Mauricio, Magda, Julio et Edith ont demandé une visite guidée sur le Troisième Reich. À la fin de la visite, Blas a discuté de l’approche que nous adoptons lors de nos visites de Berlin. Ces touristes ont été frappés par la manière dont nous avons traité la problématique du travail de mémoire et les lieux particuliers que nous montrons au cours de nos visites guidées.

À la suite de cette conversation, Mauricio a décidé de confier à notre guide, Blas, l’histoire de ses grands-parents qui étaient décédés à Berlin en 1938, lors de l’incendie d’une synagogue durant de la Nuit de Cristal.

De cette tragédie familiale, Mauricio ne connaissait que le nom de ses grands-parents qu’il n’avait jamais connu.
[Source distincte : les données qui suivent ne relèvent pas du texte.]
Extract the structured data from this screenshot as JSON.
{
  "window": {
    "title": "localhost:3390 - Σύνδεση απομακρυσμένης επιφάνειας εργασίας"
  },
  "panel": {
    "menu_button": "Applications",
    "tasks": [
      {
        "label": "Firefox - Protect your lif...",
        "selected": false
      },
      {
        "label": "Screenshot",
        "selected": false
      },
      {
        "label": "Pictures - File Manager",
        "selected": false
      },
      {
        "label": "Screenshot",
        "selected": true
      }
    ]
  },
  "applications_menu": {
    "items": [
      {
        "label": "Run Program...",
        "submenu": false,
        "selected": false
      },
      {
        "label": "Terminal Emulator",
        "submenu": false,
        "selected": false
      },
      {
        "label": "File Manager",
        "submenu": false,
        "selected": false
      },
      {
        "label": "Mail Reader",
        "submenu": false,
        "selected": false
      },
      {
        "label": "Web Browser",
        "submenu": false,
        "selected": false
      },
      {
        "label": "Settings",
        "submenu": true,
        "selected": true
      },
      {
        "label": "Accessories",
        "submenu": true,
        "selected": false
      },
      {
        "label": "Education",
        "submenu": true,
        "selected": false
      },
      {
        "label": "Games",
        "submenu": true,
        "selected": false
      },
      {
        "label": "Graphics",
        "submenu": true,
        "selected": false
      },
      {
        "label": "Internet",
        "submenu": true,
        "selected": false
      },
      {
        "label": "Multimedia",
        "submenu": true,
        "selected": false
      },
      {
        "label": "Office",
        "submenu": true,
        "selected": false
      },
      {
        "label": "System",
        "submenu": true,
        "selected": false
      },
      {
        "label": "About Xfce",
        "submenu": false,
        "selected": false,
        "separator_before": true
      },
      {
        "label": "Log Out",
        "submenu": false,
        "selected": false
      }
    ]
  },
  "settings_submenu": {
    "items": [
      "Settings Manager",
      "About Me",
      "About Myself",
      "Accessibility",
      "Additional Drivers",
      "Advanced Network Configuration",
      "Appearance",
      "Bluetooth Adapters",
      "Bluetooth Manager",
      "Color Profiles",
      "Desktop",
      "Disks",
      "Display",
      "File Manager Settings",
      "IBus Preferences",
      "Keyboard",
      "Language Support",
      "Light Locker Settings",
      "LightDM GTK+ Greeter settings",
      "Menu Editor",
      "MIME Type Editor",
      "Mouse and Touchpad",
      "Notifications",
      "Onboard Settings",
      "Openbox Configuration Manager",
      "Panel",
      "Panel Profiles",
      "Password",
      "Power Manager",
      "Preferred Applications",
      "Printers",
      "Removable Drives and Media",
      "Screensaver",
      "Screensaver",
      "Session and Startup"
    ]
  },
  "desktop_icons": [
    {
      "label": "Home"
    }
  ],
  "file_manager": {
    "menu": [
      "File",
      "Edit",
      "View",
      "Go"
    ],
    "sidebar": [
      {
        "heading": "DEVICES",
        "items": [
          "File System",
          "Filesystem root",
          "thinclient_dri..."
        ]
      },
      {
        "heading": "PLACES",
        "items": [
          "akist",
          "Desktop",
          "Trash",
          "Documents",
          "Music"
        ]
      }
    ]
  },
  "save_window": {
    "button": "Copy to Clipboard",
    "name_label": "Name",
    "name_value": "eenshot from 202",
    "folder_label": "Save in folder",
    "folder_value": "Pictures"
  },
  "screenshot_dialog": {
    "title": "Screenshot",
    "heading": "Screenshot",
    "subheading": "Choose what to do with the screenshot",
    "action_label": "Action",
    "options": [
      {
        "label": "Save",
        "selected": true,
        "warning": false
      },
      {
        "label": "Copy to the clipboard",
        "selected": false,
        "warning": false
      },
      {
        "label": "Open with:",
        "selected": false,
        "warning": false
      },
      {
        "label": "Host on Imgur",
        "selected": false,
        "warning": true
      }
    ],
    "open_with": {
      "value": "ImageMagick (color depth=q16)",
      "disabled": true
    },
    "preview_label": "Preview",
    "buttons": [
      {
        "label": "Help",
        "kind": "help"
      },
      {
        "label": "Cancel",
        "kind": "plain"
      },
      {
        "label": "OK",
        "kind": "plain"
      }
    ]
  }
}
Il était le fils de survivants de la Shoah et visitait pour la première fois Berlin, cette ville dans laquelle sa mère avait passé son enfance et ses grands-parents perdu la vie.


COMMENT DONNER DU SENS À UNE VISITE

Ce récit m’a énormément ému, Mauricio venait de me confier une information intime. Je découvrais que ces quatre personnes n’étaient pas seulement des touristes, mais trois personnes qui accompagnaient le quatrième afin de retrouver une partie de ses racines.

J’ai inscrit les données des grands-parents et le soir, à mon domicile jusqu’à tard dans la nuit, je me suis assis pour enquêter dans les bases de données disponibles.

Le lendemain, Mauricio, Magda, Julio et Edith sont tous les quatre revenus avec moi pour visiter l’ancien camp de concentration de Sachsenhausen.

Avant de commencer le tour, j’ai pu leur annoncer que j’avais trouvé le nom du grand-père sur la liste des chefs de famille à Berlin en 1938, mais malheureusement son nom ne figurait pas sur la liste des victimes de la Nuit de Cristal. J’ai pu confirmer que la synagogue et la maison où ils vivaient – dans le quartier juif de Berlin –  avaient bien été détruites cette nuit-là, le 9 novembre 1938.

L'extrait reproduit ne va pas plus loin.